In a recent personal exchange, a Chief Supply Chain Officer with a global retailer wrote, “In order to stay resilient to growing threats that await us — contagion, bio warfare, acts of god, or human misadventure — we need a common problem-solving framework. Each of these threats impact the supply chain in different ways stressing commodity pools in different ways. So a demand driven supply chain structure is needed to navigate this.” As common sensical as this may sound, it implies a revolutionary shift in current structures and (usually unconscious) management concepts.

A trucking company CEO reacted to proposed Biden administration Supply Chain Resilience measures, “The transportation industry remains diversified, decentralized, sustainable and resilient… If our trucking industry were as consolidated as our rail or pipeline industry, one hack could cripple our economy or a region, sending deep impacts nationwide. We depend on food and consumer goods for so much. There is no discernable benefit from the standpoint of service or flexibility or supply chain fluidity when industry consolidates to larger fleets.” This is more than a nudge, this is a principle, even a personal commitment.

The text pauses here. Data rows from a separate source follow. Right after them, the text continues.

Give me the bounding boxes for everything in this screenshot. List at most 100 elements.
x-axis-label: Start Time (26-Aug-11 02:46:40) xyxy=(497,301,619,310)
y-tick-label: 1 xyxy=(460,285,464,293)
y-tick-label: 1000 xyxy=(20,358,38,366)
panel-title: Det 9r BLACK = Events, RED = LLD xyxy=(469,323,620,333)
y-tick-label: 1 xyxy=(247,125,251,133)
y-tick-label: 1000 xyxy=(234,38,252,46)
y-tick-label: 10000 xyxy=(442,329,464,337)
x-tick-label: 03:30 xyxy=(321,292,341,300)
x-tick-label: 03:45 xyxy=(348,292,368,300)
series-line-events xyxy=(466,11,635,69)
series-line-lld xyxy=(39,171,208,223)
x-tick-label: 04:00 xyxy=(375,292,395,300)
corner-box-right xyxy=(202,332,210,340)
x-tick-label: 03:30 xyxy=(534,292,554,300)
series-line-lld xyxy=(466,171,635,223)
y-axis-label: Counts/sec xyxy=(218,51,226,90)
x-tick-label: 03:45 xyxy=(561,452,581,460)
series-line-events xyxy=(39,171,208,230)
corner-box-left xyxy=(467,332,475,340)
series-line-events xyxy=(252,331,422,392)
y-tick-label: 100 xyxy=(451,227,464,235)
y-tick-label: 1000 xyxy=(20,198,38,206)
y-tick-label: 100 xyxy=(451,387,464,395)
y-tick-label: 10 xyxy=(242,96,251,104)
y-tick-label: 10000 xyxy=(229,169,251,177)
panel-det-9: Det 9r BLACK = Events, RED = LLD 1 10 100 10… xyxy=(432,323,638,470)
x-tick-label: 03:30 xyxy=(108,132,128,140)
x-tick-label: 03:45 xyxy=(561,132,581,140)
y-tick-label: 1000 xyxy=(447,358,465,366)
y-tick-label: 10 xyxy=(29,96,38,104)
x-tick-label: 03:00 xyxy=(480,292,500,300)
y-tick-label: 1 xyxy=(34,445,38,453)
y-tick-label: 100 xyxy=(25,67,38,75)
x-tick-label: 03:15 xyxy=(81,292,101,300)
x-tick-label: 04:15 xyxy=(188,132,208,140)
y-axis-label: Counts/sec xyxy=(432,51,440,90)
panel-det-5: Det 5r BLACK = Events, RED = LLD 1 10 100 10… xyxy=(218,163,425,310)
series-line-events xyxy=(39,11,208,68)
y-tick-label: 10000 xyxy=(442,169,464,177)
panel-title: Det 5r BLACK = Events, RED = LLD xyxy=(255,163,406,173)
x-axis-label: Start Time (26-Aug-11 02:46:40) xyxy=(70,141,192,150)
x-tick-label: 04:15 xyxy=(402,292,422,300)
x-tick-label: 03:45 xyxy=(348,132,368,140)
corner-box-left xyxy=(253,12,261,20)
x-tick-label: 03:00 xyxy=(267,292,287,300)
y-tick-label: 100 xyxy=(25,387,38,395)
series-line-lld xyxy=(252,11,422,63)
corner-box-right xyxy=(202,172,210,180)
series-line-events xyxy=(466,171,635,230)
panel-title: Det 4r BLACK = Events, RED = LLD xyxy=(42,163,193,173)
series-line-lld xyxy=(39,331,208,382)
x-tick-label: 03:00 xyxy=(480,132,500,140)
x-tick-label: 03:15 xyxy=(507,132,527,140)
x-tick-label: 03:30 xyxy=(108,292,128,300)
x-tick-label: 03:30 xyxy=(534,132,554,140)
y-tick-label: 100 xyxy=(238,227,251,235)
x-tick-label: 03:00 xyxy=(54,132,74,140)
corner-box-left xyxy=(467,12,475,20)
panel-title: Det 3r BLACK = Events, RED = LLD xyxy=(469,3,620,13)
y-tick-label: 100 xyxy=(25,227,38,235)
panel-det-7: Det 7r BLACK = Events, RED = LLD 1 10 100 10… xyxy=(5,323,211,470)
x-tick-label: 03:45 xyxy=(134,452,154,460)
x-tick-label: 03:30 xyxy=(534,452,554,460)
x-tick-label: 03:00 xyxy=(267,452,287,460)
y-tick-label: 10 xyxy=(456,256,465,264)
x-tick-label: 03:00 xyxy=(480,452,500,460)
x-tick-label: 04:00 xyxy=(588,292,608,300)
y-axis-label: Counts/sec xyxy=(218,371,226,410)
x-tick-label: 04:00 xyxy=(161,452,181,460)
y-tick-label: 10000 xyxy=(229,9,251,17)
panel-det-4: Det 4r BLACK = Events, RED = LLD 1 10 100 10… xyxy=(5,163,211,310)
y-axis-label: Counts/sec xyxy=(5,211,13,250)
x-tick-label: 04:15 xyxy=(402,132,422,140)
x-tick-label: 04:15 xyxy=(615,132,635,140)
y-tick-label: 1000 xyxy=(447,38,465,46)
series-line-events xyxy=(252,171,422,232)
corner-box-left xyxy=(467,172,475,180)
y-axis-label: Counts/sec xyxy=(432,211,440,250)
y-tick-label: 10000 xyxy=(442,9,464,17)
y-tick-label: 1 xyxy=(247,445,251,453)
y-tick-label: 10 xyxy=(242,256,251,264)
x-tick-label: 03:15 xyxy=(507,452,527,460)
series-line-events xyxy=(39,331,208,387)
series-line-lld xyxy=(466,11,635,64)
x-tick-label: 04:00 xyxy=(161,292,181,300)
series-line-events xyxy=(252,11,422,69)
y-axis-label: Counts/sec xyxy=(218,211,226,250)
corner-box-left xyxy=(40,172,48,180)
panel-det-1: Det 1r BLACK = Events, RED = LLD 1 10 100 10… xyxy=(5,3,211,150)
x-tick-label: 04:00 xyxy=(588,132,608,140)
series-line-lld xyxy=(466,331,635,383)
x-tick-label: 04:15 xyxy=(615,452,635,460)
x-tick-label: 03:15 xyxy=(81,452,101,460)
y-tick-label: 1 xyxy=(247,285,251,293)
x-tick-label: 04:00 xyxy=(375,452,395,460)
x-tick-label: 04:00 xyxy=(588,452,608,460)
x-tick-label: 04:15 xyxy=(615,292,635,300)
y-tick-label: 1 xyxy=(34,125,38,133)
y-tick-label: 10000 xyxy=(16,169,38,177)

So… whenever I am able to read the the Executive Order’s specific salvos, I will be looking and listening for how the principles of demand-orientation and system-wide diversity are consistently reflected in the seventy-two recommended actions — or not.

Demand is up. Supply is not keeping up.

This is not news. But the duration and depth of the disequilibrium is cause for concern. Above is what the US Census reports for April and prior. The May report will be released next week. Any bets on turning up or continuing down?

Despite Census bureau statistics, grocery distributors are stockpiling. Many manufacturers, facing longer lead-times, would stockpile if they could. Shifting and surging demand has exceeded production capacity in several product categories. Many owners of capacity perceive these shifts are temporary. Current capacity is being maximized, but not much is being invested in new and more. The output of that maximized capacity is sometimes not being loaded because supplies of packaging materials are short (more).

Whatever is ready for delivery is often delayed. From fuel to furniture, shipping capacity — sometimes flow capacity — has been constrained by lack of conveyance (truck or ship or plane) or lack of containers or insufficient space for the number of containers ready to ship. This turmoil has also significantly increased the price of shipping each container that is shipped.

My best guess is that this disequilibrium will broadly persist until Christmas. If, when, and where covid is contained, demand and supply will gradually rebalance as a pandemic-fueled fixation on “stuff” is relieved by more opportunity to consume experiences (e.g. travel, restaurant dining, live music, and such). I can even imagine excess inventories prompting some deep post-holiday discounting.